Arthopyrenia degelii

Scientific classification
- Kingdom: Fungi
- Division: Ascomycota
- Class: Dothideomycetes
- Order: Trypetheliales
- Family: Trypetheliaceae
- Genus: Arthopyrenia
- Species: A. degelii
- Binomial name: Arthopyrenia degelii R.C.Harris (1995)

= Arthopyrenia degelii =

Species of lichen in the family Arthopyreniaceae

Arthopyrenia degelii is a species of corticolous lichen in the family Trypetheliaceae. It was formally described as a new species by Richard Clinton Harris in 1995. The type specimens, originally collected in 1939 by Swedish lichenologist Gunnar Degelius (for whom the species is named), were found growing on Hamamelis in the Great Smoky Mountains of Tennessee.

The lichen forms brown, rarely tan, blotches on smooth bark.
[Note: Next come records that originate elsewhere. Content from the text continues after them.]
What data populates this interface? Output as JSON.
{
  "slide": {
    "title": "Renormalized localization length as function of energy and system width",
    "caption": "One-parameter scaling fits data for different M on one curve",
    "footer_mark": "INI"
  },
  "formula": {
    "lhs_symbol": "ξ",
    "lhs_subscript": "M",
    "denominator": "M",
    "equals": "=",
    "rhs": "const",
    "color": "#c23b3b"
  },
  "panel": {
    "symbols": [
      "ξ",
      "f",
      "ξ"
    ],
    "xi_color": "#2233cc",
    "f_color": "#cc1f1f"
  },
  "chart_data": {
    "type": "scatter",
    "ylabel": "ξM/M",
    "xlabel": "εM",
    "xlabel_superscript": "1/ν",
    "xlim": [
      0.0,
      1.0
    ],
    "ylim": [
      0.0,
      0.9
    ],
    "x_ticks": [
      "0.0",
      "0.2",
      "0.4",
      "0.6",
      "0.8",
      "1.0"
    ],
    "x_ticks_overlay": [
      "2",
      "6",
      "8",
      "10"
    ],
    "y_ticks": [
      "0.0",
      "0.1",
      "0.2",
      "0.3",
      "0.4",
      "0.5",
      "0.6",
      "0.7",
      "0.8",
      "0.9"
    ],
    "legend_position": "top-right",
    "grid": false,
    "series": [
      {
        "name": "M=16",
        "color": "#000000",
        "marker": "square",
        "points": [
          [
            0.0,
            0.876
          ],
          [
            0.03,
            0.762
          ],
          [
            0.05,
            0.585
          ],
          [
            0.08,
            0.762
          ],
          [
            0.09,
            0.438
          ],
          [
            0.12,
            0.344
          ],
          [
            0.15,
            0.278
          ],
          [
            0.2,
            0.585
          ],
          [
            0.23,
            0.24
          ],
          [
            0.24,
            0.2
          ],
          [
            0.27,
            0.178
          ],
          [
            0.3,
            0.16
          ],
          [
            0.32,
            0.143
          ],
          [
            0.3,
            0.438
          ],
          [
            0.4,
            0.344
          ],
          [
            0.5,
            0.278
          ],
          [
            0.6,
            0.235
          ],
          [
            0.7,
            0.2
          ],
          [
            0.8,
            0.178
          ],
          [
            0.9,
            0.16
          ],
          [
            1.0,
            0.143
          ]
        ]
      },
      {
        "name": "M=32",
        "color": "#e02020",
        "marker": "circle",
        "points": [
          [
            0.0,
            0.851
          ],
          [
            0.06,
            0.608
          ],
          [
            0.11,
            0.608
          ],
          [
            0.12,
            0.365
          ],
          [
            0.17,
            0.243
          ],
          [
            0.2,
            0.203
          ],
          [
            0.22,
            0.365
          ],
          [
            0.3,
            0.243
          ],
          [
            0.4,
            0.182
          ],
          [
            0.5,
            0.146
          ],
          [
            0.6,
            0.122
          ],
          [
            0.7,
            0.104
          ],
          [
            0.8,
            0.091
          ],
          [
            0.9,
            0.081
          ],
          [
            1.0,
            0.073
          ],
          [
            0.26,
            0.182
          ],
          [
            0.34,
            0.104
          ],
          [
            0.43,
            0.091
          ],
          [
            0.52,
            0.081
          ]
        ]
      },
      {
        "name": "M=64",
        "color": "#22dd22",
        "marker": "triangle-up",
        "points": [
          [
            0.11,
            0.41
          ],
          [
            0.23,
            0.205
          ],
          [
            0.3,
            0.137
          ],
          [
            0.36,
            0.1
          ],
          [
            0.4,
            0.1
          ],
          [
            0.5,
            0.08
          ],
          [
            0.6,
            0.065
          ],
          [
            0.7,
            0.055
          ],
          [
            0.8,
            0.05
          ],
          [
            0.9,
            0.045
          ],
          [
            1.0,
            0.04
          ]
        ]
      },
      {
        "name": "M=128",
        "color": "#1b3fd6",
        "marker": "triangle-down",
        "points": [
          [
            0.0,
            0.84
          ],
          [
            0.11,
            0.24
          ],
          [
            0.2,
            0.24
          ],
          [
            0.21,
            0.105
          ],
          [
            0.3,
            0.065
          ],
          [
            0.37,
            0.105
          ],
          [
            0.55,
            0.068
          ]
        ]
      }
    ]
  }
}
It has superficial ascomata that are range in shape from hemispherical to flattened, and measuring 0.3–0.5 mm diameter. The asci are narrowly elliptical, measuring 48–60 by 11–13 μm, with 8 biseriate to subbiseriate spores. The ascospores are narrowly elliptical, and 2-celled; either one or both of the cells are constricted near the middle. They typically measure 12–15 by 4–5 μm, with a thin sheath. Microconidia are rod-shaped, measuring 6–8 by 1 μm.